O progresso pode continuar? Assim como os soviéticos conseguiram lançar o Sputnik , podemos ver Trump e seus seguidores presidindo feitos tecnológicos notáveis no espaço e na inteligência artificial. Mas podemos realmente esperar que a nova oligarquia americana supervisione avanços sustentados e amplamente compartilhados? Aqueles no poder agora são movidos totalmente pela busca de riqueza, e não têm reservas em acumulá-la por meio da exploração e da busca de renda. Eles já demonstraram sua engenhosidade em exercer poder de mercado e alavancar plataformas de mídia e tecnologia para promover seus interesses privados por meio de manipulação e desinformação generalizadas.
O que diferencia a corrupção ao estilo americano de hoje das formas passadas é sua escala e descaramento. A ideia de enfiar notas de US$ 100 em envelopes de papel pardo parece pitoresca em comparação com o que temos agora. Os oligarcas americanos podem abertamente "contribuir" com centenas de milhões de dólares para a campanha eleitoral de um político em troca de favores. O empréstimo sem amarras de US$ 465 milhões que a Tesla recebeu do governo do presidente Barack Obama há 15 anos parecerá uma ninharia em comparação com o que está por vir.
O progresso requer investimentos em ciência básica e uma força de trabalho educada. No entanto, durante seu primeiro mandato, Trump propôs cortes tão massivos no financiamento para pesquisa que até mesmo seus colegas republicanos se opuseram. Eles mostrarão a mesma disposição de resistir a ele desta vez?

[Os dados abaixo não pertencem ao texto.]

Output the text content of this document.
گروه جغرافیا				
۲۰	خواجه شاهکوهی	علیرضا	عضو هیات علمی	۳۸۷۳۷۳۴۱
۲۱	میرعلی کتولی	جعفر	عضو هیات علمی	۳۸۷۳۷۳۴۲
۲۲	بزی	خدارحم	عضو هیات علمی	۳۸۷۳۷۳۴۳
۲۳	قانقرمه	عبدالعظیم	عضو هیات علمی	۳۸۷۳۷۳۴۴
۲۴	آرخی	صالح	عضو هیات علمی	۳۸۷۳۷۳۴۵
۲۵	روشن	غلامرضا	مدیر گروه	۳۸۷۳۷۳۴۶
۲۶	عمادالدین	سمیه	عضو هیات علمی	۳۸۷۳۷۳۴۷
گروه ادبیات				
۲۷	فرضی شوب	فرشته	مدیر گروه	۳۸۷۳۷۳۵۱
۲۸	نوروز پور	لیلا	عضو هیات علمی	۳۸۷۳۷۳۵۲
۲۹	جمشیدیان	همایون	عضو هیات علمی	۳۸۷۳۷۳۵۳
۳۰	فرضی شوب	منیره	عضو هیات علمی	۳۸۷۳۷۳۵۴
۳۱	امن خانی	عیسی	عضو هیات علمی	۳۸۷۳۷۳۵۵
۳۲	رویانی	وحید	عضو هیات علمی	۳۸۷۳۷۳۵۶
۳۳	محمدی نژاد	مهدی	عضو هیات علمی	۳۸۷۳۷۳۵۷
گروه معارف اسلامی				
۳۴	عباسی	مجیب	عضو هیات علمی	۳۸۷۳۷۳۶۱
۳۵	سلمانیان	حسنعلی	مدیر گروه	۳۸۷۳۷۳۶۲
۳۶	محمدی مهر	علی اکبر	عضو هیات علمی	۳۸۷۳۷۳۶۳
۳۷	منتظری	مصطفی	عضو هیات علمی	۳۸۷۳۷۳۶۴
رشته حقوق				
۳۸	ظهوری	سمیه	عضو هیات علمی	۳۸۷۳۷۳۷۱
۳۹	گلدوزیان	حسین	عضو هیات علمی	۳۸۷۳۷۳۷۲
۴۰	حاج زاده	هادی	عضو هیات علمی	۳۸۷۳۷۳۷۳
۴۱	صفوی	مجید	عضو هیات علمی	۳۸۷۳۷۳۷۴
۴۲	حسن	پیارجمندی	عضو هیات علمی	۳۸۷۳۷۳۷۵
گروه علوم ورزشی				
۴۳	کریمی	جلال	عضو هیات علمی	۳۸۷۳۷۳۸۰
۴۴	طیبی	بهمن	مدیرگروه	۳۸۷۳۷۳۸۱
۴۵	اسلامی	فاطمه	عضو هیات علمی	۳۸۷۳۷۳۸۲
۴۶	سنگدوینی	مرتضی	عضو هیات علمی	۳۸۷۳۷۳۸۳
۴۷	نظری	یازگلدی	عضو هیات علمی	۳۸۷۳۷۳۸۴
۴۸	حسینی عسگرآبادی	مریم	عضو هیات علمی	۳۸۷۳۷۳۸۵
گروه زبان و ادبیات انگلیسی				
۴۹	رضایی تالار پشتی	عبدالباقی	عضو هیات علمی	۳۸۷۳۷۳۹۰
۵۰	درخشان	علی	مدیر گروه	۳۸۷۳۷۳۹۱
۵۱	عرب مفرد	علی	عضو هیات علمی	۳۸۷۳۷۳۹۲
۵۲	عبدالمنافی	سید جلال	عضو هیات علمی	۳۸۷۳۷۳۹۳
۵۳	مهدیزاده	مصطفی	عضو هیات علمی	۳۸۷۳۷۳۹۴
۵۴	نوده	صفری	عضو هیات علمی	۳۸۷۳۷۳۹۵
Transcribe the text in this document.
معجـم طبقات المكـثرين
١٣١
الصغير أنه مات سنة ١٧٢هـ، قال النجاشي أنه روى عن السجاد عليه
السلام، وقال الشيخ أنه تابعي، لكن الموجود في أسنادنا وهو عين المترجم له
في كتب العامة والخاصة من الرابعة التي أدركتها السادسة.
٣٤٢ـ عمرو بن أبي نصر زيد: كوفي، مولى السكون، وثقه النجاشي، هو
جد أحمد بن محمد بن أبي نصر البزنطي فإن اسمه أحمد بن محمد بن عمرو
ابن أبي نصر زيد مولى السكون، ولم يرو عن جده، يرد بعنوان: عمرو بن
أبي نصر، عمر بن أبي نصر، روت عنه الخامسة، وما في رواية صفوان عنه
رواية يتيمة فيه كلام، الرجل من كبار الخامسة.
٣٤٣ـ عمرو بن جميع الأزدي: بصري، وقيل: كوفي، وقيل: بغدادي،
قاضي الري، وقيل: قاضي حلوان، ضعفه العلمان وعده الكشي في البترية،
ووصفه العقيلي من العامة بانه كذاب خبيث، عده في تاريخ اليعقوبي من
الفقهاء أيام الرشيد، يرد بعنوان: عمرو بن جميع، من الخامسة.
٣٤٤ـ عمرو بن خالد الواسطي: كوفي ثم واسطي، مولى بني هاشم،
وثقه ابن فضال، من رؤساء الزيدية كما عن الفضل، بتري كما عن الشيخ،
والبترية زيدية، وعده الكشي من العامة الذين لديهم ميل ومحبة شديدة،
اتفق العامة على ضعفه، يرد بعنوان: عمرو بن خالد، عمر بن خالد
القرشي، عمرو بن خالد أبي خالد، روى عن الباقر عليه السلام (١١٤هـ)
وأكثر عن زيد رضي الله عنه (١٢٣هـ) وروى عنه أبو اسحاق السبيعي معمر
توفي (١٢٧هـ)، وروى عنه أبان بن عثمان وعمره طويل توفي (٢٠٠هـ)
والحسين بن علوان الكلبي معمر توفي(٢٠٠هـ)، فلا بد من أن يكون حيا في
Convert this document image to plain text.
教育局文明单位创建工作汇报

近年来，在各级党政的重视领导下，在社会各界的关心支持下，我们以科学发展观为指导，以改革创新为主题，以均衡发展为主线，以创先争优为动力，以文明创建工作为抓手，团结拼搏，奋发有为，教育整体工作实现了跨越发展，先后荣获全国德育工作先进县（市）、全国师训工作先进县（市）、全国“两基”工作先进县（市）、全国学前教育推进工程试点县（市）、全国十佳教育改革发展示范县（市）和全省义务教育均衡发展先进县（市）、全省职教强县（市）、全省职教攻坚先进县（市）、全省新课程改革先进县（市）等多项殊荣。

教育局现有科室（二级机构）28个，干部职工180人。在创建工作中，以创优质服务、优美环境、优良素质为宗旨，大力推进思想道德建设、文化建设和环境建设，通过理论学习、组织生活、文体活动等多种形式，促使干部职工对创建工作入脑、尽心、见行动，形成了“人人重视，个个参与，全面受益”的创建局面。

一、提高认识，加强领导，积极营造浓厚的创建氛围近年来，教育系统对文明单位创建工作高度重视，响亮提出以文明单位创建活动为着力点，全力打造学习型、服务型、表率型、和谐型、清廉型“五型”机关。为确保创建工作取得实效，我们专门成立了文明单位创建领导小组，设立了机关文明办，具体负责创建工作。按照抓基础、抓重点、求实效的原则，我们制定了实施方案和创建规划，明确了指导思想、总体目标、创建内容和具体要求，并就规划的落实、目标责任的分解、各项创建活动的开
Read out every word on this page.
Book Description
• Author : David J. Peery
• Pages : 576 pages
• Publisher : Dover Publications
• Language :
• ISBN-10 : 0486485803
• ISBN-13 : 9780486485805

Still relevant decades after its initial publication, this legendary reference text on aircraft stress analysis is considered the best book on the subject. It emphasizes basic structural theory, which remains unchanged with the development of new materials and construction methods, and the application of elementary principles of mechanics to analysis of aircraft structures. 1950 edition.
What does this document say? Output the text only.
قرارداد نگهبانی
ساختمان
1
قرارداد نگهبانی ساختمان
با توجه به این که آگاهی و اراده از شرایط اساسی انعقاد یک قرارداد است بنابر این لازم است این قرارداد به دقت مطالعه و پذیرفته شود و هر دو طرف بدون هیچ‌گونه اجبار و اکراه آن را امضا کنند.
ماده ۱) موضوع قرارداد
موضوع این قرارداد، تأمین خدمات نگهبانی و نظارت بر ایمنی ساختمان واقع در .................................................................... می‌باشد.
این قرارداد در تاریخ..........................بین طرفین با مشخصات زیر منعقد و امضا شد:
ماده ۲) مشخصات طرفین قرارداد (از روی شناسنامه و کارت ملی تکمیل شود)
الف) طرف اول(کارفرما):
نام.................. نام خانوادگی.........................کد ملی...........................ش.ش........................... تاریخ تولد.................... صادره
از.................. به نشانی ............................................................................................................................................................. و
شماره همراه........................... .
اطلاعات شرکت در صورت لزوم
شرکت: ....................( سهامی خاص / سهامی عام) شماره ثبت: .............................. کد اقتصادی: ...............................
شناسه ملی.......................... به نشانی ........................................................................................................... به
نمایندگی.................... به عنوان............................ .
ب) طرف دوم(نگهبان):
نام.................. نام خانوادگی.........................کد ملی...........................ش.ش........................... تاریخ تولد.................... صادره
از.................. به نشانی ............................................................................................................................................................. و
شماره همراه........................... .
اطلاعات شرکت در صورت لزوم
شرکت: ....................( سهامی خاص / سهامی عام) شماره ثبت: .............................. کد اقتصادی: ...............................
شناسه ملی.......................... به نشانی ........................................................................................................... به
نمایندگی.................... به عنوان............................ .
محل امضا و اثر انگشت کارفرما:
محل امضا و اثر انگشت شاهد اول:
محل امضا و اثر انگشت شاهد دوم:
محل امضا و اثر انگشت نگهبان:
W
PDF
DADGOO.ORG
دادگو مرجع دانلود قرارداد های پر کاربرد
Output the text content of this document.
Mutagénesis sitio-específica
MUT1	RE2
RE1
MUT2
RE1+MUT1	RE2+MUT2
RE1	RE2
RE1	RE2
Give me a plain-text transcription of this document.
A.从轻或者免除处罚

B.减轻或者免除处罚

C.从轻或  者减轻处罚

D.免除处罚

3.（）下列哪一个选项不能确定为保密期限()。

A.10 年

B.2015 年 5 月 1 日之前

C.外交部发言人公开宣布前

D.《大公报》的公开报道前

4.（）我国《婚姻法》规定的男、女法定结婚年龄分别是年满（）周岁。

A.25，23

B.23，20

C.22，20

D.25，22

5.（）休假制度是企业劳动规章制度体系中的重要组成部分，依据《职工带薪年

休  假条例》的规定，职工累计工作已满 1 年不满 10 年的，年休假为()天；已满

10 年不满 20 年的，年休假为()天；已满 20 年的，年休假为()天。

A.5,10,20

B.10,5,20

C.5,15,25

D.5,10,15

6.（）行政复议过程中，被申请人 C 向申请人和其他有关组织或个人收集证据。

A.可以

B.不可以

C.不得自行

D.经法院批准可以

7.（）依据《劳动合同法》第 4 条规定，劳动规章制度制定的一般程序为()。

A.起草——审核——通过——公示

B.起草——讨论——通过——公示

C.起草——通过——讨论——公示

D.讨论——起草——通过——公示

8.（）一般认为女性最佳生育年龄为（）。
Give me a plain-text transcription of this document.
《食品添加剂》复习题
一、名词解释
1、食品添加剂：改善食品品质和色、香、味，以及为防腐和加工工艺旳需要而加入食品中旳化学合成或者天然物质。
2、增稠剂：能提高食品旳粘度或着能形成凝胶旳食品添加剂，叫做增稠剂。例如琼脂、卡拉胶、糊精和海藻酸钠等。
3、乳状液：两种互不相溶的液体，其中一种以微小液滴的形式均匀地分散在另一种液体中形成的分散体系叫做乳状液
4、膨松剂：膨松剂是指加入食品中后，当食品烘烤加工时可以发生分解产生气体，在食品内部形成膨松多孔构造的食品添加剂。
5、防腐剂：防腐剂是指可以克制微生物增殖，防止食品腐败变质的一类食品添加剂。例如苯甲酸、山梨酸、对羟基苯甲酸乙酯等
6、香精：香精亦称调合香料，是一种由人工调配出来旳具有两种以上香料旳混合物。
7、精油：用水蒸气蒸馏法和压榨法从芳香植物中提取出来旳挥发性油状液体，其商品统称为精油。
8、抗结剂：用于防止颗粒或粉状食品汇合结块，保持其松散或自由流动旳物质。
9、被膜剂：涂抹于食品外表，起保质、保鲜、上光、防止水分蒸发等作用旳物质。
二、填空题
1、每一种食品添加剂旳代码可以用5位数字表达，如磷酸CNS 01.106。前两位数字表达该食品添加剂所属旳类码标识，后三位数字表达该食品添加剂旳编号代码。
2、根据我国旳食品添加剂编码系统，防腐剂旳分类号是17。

Em todo caso, o progresso ainda é possível quando as instituições responsáveis pelo avanço e transmissão do conhecimento estão sob constante ataque? O movimento MAGA gostaria de nada mais do que derrubar as instituições de “elite” onde ocorre tanta pesquisa de ponta.
Nenhum país pode realmente prosperar se grandes parcelas da população sofrem de deficiências em educação, saúde e alimentos nutritivos. Na América, cerca de 16% das crianças crescem na pobreza, o desempenho geral em avaliações educacionais internacionais é medíocre, a desnutrição e a falta de moradia se tornaram generalizadas, e a expectativa de vida é a mais baixa de qualquer grande economia avançada. O único remédio é mais e melhor gasto público. No entanto, Trump e sua equipe de oligarcas estão comprometidos em cortar o orçamento o máximo que puderem. Fazer isso deixaria os Estados Unidos ainda mais dependentes de mão de obra estrangeira. Mas os imigrantes, mesmo os altamente qualificados, são um anátema para os seguidores do MAGA de Trump.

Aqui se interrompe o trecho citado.